Der außenpolitische Sprecher der Fraktion Die Linke, Norman Paech, kommentierte die neuerliche Verurteilung von Leyla Zana, indem er darauf verwies, dass Meinungsfreiheit in der Türkei auch heute noch nicht zu den Freiheitsrechten zähle.
Mit einer Erklärung solidarisiert sich die Demokratische Freie Frauenbewegung (DÖKH) mit Leyla Zana: „Wir verurteilen das militaristische System, das eine politische Repräsentanz kurdischer Frauen nicht aushalten kann.“ Die Verurteilung sei eine Form „sozialer und politischer Gewalt gegen die kurdische Frauenbewegung“. Weiter wird daran erinnert, dass Leyla Zana die erste kurdische Frau war, die in das türkische Parlament gewählt wurde. „Damals wie heute sind wir an Leyla Zanas Seite. Wir sind alle Leyla Zana.“
Die 1991 neu ins türkische Parlament gewählte 47-Jährige hatte bei der Vereidigung die Eidesformel auf Kurdisch gesprochen und hinzugefügt: „Ich werde mich dafür einsetzen, dass das kurdische und türkische Volk zusammen in einem demokratischen Rahmen leben können.“ 1994 wurde ihre (und die von weiteren fünf kurdischen Abgeordneten) Immunität aufgehoben; es folgte deren Verhaftung noch im Parlament. 15 Jahre lautete das spätere Urteil. Der Staatsanwalt hatte die Todesstrafe gefordert. 2004 wurde sie vorzeitig aus der Haft entlassen.

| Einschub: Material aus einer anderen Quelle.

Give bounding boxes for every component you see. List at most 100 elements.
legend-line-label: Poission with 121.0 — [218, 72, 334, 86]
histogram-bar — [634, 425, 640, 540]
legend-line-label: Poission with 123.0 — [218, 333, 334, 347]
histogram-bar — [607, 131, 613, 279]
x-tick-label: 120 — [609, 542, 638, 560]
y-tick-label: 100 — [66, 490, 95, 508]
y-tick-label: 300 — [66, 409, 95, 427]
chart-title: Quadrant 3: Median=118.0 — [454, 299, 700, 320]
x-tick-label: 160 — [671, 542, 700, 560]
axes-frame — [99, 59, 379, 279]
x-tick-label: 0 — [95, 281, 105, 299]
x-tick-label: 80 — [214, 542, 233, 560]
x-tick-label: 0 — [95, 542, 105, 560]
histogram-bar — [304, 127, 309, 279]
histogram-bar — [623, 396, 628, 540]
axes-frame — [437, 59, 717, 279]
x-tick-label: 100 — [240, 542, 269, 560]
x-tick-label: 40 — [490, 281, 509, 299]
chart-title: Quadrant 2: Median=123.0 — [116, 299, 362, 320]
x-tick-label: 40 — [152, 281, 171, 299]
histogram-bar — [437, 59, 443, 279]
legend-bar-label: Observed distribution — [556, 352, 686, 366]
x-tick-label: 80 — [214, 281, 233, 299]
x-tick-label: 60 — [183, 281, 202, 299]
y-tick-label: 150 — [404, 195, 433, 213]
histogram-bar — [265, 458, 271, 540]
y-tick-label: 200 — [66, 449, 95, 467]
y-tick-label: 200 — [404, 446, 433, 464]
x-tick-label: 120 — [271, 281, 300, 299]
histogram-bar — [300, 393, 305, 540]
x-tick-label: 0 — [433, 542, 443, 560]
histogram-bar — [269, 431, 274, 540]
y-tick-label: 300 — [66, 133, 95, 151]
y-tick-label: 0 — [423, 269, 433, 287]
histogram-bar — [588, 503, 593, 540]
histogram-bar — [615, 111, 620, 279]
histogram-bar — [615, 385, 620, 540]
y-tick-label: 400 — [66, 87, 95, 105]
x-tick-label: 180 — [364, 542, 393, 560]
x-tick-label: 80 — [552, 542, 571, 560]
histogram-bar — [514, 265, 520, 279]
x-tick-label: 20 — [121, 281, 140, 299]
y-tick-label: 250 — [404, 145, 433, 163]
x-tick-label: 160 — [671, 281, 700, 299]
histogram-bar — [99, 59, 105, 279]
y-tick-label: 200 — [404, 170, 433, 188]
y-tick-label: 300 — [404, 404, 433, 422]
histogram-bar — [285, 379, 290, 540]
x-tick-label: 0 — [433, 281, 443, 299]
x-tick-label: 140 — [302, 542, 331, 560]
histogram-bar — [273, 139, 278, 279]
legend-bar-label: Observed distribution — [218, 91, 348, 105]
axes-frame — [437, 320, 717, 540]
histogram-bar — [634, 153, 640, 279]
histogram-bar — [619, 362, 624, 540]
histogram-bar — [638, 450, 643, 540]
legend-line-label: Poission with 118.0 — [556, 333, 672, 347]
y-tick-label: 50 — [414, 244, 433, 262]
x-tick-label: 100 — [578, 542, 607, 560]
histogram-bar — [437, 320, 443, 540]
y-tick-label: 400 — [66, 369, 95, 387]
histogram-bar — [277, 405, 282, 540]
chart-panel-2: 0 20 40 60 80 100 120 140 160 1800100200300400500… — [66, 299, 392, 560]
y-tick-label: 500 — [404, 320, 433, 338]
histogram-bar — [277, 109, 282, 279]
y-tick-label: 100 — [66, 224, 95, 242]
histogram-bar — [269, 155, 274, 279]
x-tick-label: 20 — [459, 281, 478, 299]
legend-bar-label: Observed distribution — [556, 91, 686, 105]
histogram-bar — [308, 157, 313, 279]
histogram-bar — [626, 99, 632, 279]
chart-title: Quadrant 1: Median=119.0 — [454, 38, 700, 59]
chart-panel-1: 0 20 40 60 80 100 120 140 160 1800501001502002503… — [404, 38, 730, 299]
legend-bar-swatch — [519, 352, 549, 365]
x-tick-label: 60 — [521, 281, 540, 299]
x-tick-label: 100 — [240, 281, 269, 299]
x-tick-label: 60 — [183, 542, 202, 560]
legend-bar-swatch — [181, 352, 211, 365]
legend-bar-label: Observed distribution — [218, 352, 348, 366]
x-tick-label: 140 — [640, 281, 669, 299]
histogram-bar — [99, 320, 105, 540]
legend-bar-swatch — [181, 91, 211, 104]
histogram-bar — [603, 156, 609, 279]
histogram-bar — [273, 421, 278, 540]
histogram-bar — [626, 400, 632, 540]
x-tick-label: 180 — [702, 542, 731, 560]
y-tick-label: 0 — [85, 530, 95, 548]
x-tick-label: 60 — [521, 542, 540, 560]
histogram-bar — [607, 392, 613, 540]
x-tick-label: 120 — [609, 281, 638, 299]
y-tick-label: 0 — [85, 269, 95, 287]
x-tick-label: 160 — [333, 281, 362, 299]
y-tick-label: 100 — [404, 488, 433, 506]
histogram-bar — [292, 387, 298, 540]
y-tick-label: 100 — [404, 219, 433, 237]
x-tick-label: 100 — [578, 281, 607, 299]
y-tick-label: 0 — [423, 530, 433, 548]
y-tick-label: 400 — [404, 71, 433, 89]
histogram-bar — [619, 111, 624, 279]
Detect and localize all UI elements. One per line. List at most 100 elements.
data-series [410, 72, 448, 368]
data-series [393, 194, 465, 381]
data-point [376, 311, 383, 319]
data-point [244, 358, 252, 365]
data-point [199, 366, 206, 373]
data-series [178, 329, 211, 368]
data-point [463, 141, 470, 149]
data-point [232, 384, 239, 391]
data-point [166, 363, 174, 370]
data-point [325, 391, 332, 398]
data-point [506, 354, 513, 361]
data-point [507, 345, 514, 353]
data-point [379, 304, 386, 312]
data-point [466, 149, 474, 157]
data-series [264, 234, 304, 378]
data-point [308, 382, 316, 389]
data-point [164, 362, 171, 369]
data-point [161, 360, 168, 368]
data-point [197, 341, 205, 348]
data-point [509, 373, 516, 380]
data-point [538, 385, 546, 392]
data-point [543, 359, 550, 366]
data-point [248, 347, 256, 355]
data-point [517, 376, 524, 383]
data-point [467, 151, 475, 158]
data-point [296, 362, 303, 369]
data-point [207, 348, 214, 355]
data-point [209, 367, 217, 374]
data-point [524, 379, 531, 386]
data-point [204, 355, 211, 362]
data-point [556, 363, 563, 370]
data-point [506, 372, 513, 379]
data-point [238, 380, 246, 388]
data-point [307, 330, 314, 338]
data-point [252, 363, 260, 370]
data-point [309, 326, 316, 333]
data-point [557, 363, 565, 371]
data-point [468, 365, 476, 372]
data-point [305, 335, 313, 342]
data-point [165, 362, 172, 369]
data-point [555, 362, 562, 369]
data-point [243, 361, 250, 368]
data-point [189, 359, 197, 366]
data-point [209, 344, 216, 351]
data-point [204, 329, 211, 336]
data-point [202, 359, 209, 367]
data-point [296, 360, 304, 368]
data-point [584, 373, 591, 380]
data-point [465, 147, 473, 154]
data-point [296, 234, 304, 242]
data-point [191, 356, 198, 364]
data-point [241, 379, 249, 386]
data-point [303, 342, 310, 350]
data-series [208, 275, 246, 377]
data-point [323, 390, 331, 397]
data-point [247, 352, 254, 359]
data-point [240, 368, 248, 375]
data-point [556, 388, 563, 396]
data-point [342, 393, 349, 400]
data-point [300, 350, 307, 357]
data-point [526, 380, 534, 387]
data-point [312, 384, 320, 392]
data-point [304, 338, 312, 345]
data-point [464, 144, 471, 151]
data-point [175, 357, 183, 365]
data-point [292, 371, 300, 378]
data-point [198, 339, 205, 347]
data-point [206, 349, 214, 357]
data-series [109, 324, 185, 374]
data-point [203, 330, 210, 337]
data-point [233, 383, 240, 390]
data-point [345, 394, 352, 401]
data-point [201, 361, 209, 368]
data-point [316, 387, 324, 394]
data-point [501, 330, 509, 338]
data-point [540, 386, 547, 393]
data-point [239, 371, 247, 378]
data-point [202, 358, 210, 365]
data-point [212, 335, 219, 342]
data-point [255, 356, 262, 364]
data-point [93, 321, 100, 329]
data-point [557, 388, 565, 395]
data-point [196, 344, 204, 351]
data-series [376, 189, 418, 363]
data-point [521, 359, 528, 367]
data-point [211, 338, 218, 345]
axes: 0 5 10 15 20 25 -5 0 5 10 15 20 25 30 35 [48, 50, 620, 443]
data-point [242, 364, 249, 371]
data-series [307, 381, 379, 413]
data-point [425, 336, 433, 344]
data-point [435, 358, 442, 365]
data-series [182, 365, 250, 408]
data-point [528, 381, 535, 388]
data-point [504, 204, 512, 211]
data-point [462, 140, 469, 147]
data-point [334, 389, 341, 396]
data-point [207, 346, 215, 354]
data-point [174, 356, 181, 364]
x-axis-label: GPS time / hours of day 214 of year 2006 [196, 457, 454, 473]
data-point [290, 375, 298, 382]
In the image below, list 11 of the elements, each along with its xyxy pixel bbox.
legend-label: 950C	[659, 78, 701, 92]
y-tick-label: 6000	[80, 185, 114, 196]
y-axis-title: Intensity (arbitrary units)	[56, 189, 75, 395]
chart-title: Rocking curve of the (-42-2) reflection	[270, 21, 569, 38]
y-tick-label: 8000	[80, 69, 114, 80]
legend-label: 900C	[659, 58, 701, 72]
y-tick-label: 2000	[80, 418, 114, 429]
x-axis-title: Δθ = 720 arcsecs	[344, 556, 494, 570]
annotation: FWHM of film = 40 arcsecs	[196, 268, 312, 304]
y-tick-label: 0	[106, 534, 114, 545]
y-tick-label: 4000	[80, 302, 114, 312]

(Azadî/jw/ÖP, 9.,11.12.2008)

 

Öcalan klagt gegen Griechenland

Abdullah Öcalan, ehemaliger Vorsitzender der PKK, hat Klage gegen Griechenland erhoben. Weil er 1999 aus der griechischen Botschaft in Nairobi (Kenia) in die Türkei entführt worden war, fordere sein Anwalt, Giannis Rachiotis, eine Entschädigung für seinen Mandanten in Höhe von 20 100 Euro. Griechenland habe es seinerzeit unterlassen, die nötigen Sicherheitsmaßnahmen zu treffen. Dies berichtete die Athener Zeitung „Eleftheros Typos“ am 5. Dezember.

(Azadî/ND, 6.12.2008)

 

27 Dörfer im Kandil-Gebiet des Nordirak entvölkert

Aufgrund der seit dem 29. November fast täglich stattfindenden Angriffe der türkischen und der iranischen Armee, sind bis jetzt 27 Dörfer entvölkert worden. 400 Familien mussten fliehen. In den bombardierten Gebieten entstand Sachschaden an Schulen, Moscheen, Gesundheitsstationen und Wohnhäusern, hunderte Nutztiere wurden getötet und mindestens fünf Dorfbewohner verletzt.